The HIC model is based on the principles of stepped care. Admission is initiated by professionals in outpatient care only when care and support in the community are no longer possible. In the ward, the patient is admitted into the high care unit (HC), consisting of single-patient rooms, shared living areas, and a comfort room. If stress and anxiety rise, or whenever aggression is imminent, the patient can be accompanied to the intensive care unit (ICU) in the same ward. The ICU consists of large single-patient rooms where patients receive one-on-one care. Transfer to the ICU is limited to a maximum of 3 days. There is no staff for the ICU, which means that one of the nurses from the HC accompanies the patient to the ICU. The nurse will stay with the patient in the ICU full-time. In most cases, the patient settles down after a few hours in the ICU and can then return to the HC. When safety in the ICU is at stake, the high security room (HSR) can be used. The HSR is a locked room, which means that using it is a coercive measure. Thus, the HSR is a last resort.

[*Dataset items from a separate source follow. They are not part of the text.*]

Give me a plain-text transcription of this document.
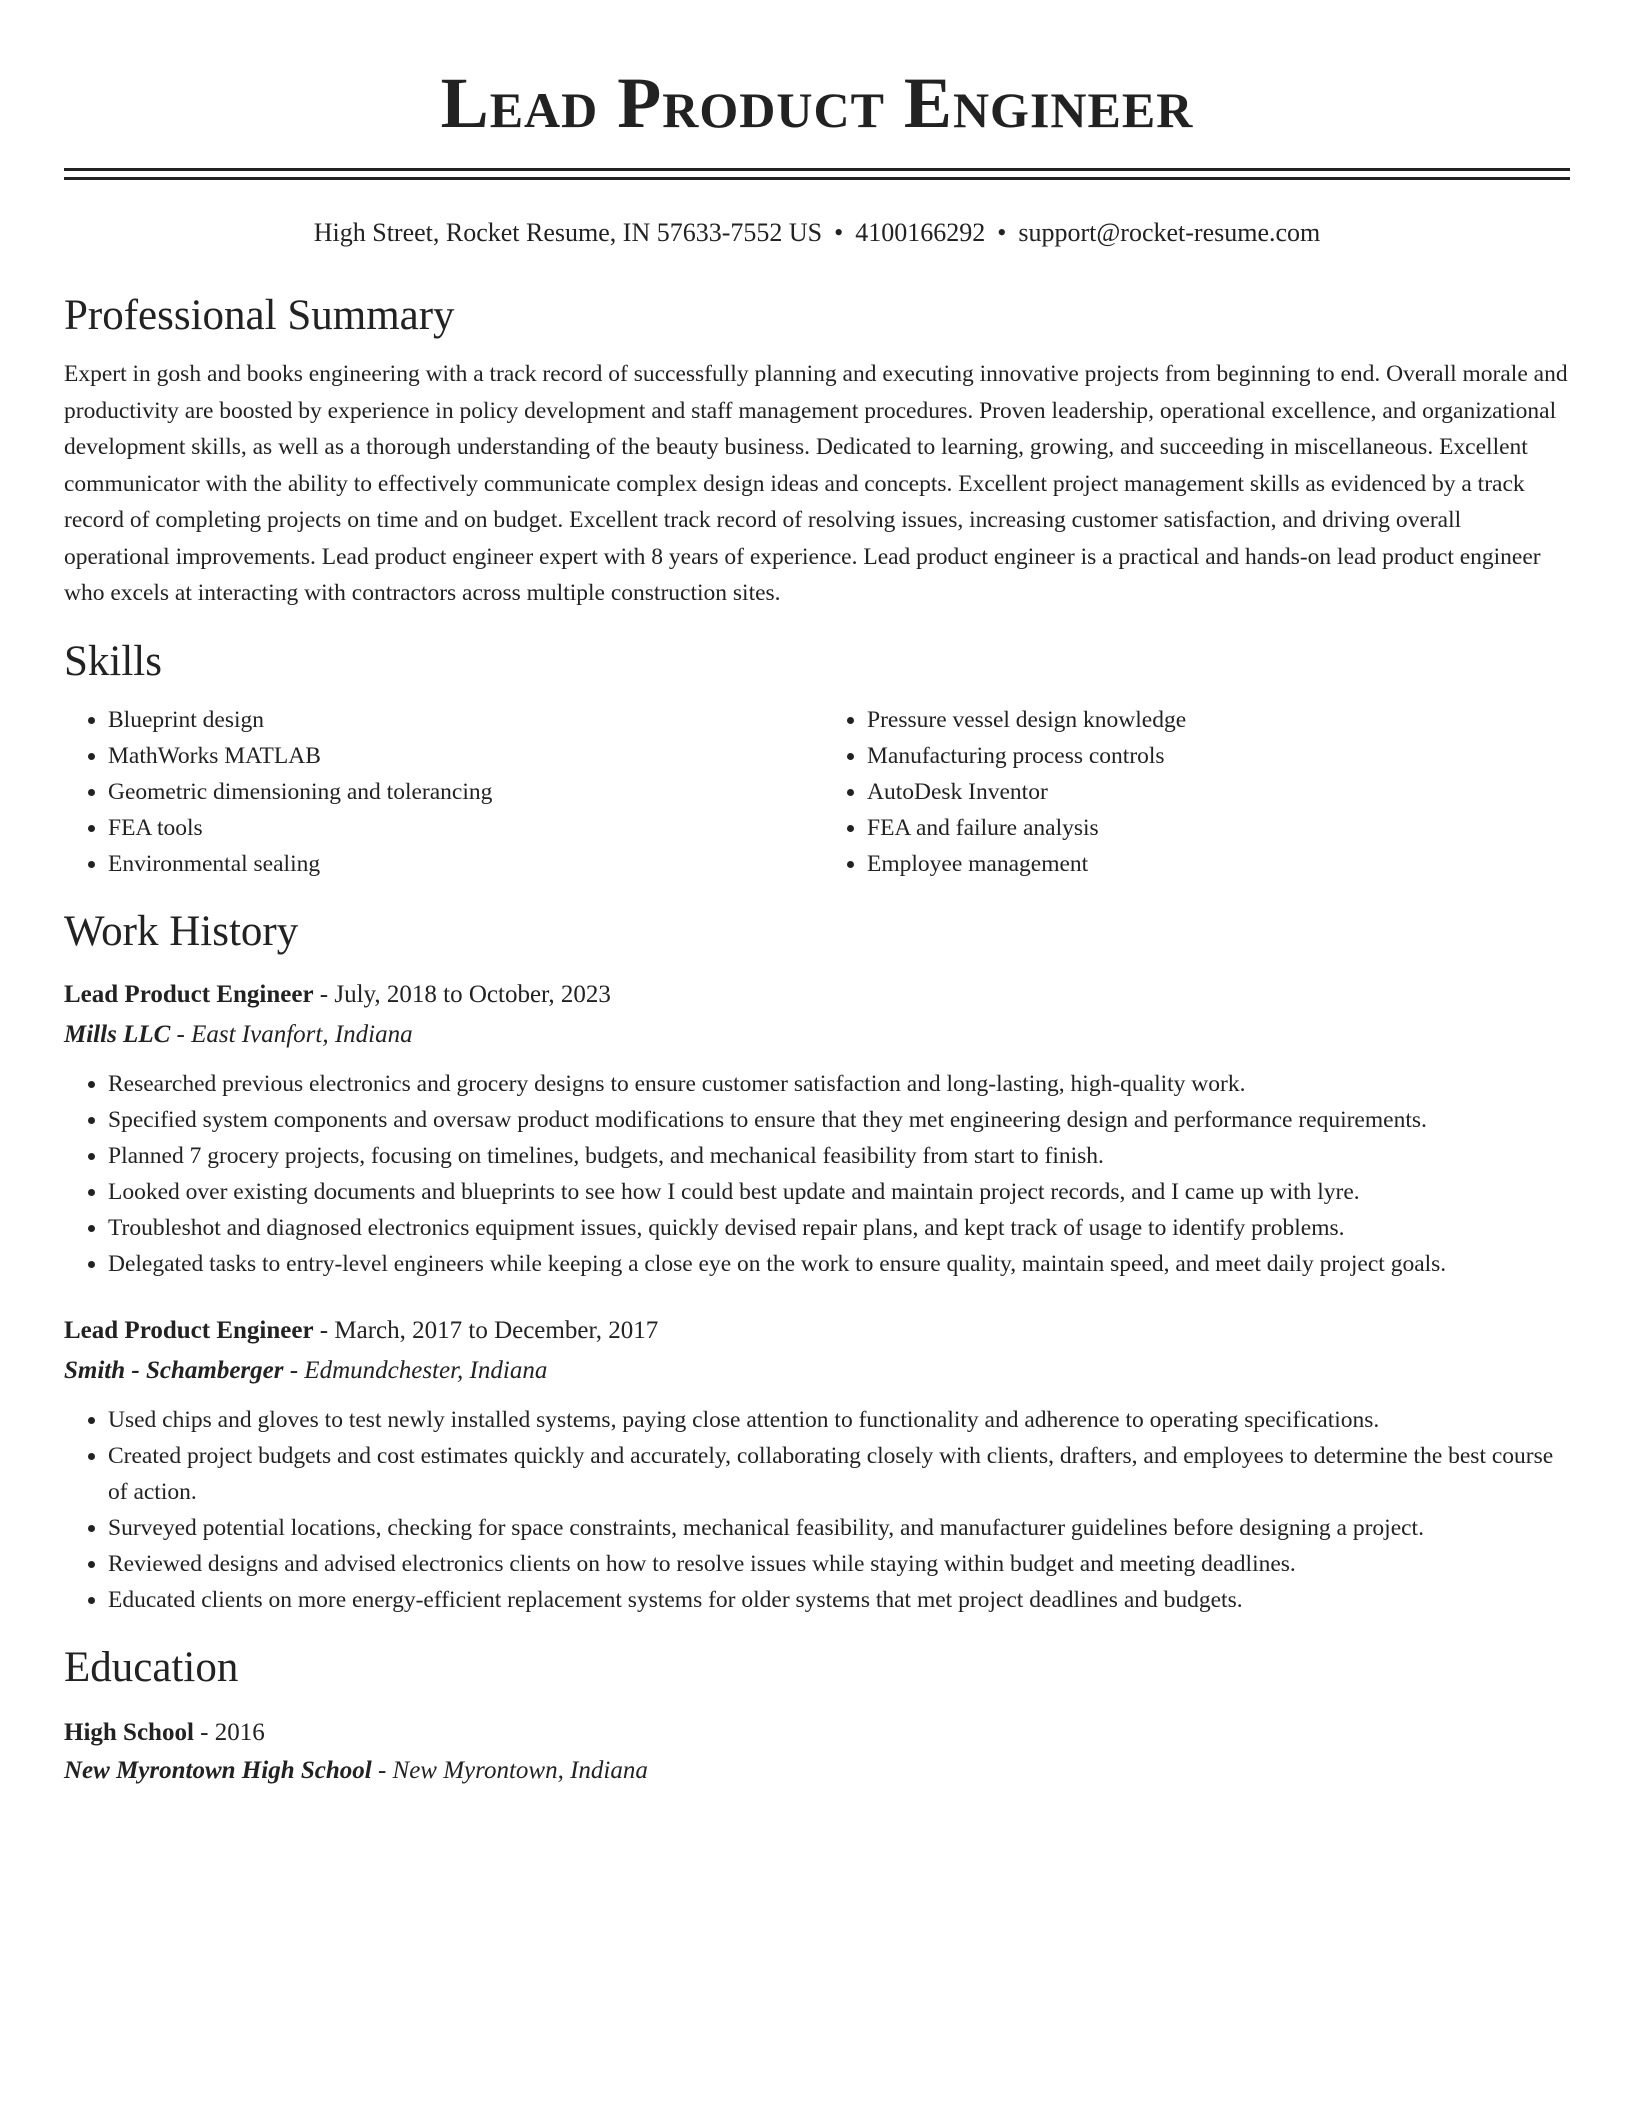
Lead Product Engineer
High Street, Rocket Resume, IN 57633-7552 US • 4100166292 • support@rocket-resume.com
Professional Summary
Expert in gosh and books engineering with a track record of successfully planning and executing innovative projects from beginning to end. Overall morale and productivity are boosted by experience in policy development and staff management procedures. Proven leadership, operational excellence, and organizational development skills, as well as a thorough understanding of the beauty business. Dedicated to learning, growing, and succeeding in miscellaneous. Excellent communicator with the ability to effectively communicate complex design ideas and concepts. Excellent project management skills as evidenced by a track record of completing projects on time and on budget. Excellent track record of resolving issues, increasing customer satisfaction, and driving overall operational improvements. Lead product engineer expert with 8 years of experience. Lead product engineer is a practical and hands-on lead product engineer who excels at interacting with contractors across multiple construction sites.
Skills
• Blueprint design
• MathWorks MATLAB
• Geometric dimensioning and tolerancing
• FEA tools
• Environmental sealing
• Pressure vessel design knowledge
• Manufacturing process controls
• AutoDesk Inventor
• FEA and failure analysis
• Employee management
Work History
Lead Product Engineer - July, 2018 to October, 2023
Mills LLC - East Ivanfort, Indiana
• Researched previous electronics and grocery designs to ensure customer satisfaction and long-lasting, high-quality work.
• Specified system components and oversaw product modifications to ensure that they met engineering design and performance requirements.
• Planned 7 grocery projects, focusing on timelines, budgets, and mechanical feasibility from start to finish.
• Looked over existing documents and blueprints to see how I could best update and maintain project records, and I came up with lyre.
• Troubleshot and diagnosed electronics equipment issues, quickly devised repair plans, and kept track of usage to identify problems.
• Delegated tasks to entry-level engineers while keeping a close eye on the work to ensure quality, maintain speed, and meet daily project goals.
Lead Product Engineer - March, 2017 to December, 2017
Smith - Schamberger - Edmundchester, Indiana
• Used chips and gloves to test newly installed systems, paying close attention to functionality and adherence to operating specifications.
• Created project budgets and cost estimates quickly and accurately, collaborating closely with clients, drafters, and employees to determine the best course of action.
• Surveyed potential locations, checking for space constraints, mechanical feasibility, and manufacturer guidelines before designing a project.
• Reviewed designs and advised electronics clients on how to resolve issues while staying within budget and meeting deadlines.
• Educated clients on more energy-efficient replacement systems for older systems that met project deadlines and budgets.
Education
High School - 2016
New Myrontown High School - New Myrontown, Indiana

Six phases in the process of admission, treatment, and care are defined. The first phase is getting acquainted. The patient and his or her relatives are welcomed to the ward, building rapport and trust. The second phase is risk assessment and crisis prevention. Within the first hour of admission, the nurse responsible for the patient carries out an assessment of risk of suicide and violent behavior. Structured risk assessment occurs daily during the entire admission, for example, by means of the crisis monitor. The third phase is psychiatric assessment. Directly after admission, the psychiatrist performs a psychiatric examination, including a family history, and information from the personal health record of the patient is retrieved. In the fourth phase, somatic assessment, the psychiatrist also performs a physical examination, including exploratory neurological assessment and laboratory tests. The fifth phase is treatment planning. The previous steps are integrated in a treatment plan to be drafted within 24 hours of admission. If possible, the treatment plan is developed with the patient. Finally, the sixth phase is the care planning meeting, organized within 24 hours after admission with the patient, relatives, the outpatient psychiatrist, and the HIC psychiatrist. In this meeting, treatment, time scales, and the division of tasks are discussed.